Le 18 octobre 2019, elle a été libérée aussi mystérieusement qu’elle avait été détenue, mais pas vers la liberté et un nouveau départ. Elle a découvert que son entreprise, nourrie d’amour, avait été dissoute, son numéro de téléphone déconnecté et ses fonds saisis. Les tentatives de redémarrage de l’entreprise se sont révélées infructueuses en raison de son casier judiciaire, et la police la poursuivait de l’aube au crépuscule. Lorsqu’elle a compris qu’elle n’avait pas d’avenir en Chine, elle a demandé un passeport et la permission de partir au Kazakhstan, mais on lui a dit qu’elle devait d’abord vendre sa maison pour rembourser l’hypothèque. Cette promesse s’est avérée vaine et, lors de la vente de la maison, elle s’est retrouvée non seulement sans emploi, mais aussi sans abri.
La menace de l’hôpital psychiatrique pour la contestataire Kazakh
Elle vit désormais avec sa mère, une vieille dame fragile de 77 ans, sans emploi et inemployable. Dans son désespoir, elle a contacté un ancien collègue au Kazakhstan, qui a prévenu Serikzhan Bilash, dirigeant en exil de l’organisation kazakhe des droits de l’homme Atajurt, qui a publié son histoire sur les médias sociaux, raison pour laquelle elle est à nouveau sur le point d’être arrêtée et condamnée à un sort incertain.

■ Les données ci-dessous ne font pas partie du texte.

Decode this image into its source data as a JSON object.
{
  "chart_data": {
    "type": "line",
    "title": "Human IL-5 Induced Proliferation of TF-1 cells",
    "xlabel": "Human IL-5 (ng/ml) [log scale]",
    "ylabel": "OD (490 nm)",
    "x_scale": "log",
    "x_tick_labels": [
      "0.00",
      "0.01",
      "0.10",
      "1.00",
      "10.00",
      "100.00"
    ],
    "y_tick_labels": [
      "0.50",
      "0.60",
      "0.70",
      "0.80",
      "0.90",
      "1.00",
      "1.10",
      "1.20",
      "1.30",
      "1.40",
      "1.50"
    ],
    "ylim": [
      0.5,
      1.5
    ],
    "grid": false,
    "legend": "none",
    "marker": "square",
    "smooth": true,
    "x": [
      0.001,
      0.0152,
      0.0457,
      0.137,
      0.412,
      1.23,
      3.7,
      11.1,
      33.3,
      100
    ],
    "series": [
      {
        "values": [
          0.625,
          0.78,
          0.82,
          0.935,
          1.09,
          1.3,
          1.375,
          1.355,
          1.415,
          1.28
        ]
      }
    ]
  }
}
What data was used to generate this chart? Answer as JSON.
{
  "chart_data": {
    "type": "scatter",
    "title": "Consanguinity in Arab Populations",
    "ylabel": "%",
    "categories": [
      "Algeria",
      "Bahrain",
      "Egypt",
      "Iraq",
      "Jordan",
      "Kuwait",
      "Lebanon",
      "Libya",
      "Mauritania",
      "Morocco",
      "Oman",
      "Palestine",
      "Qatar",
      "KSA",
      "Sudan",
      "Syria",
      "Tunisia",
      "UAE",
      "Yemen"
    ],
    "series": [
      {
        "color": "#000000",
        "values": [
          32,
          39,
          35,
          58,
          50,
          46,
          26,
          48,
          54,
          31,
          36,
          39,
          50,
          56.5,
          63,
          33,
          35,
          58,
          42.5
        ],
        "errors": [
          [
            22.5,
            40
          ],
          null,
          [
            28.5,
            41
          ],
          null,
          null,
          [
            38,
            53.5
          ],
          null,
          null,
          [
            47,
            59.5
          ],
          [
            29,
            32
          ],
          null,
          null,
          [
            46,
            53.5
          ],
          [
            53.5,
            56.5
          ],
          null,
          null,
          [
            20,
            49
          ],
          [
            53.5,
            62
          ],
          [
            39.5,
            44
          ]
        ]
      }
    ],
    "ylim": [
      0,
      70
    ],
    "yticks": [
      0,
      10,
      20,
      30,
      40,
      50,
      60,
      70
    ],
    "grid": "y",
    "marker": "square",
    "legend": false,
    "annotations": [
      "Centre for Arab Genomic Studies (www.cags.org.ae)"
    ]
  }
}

Le 2 janvier 2023, la police d’Urumqi est passée de maison en maison parmi ses proches, accusant Zhanargul de fréquenter des terroristes et des espions étrangers. On leur a dit en termes très clairs de l’empêcher de calomnier l’État avec ses “mensonges”. Ils ont envoyé son frère chez elle pour lui dire que ce n’est qu’en se rendant volontairement à l’hôpital psychiatrique local et en invoquant la folie qu’elle pourrait échapper à la “justice”.
S’adressant à Bitter Winter, elle a réitéré sa détermination à raconter son histoire au monde entier. “S’ils viennent à ma porte, je ne leur ouvrirai pas”, a-t-elle déclaré, exigeant qu’ils amènent des fonctionnaires qui écouteront sa version des faits. “Je ne me rendrai jamais dans un hôpital psychiatrique“, a-t-elle ajouté. “Je ne suis pas une malade mentale. Je ne suis pas une mauvaise personne. Je suis innocente de leurs crimes”, a-t-elle souligné. “S’il vous plaît, dites au monde ce qu’ils m’ont fait”, a-t-elle imploré, “avant qu’il ne soit trop tard”.
Son cas a été publié sur le site web d’Atajurt, où il sera mis à jour.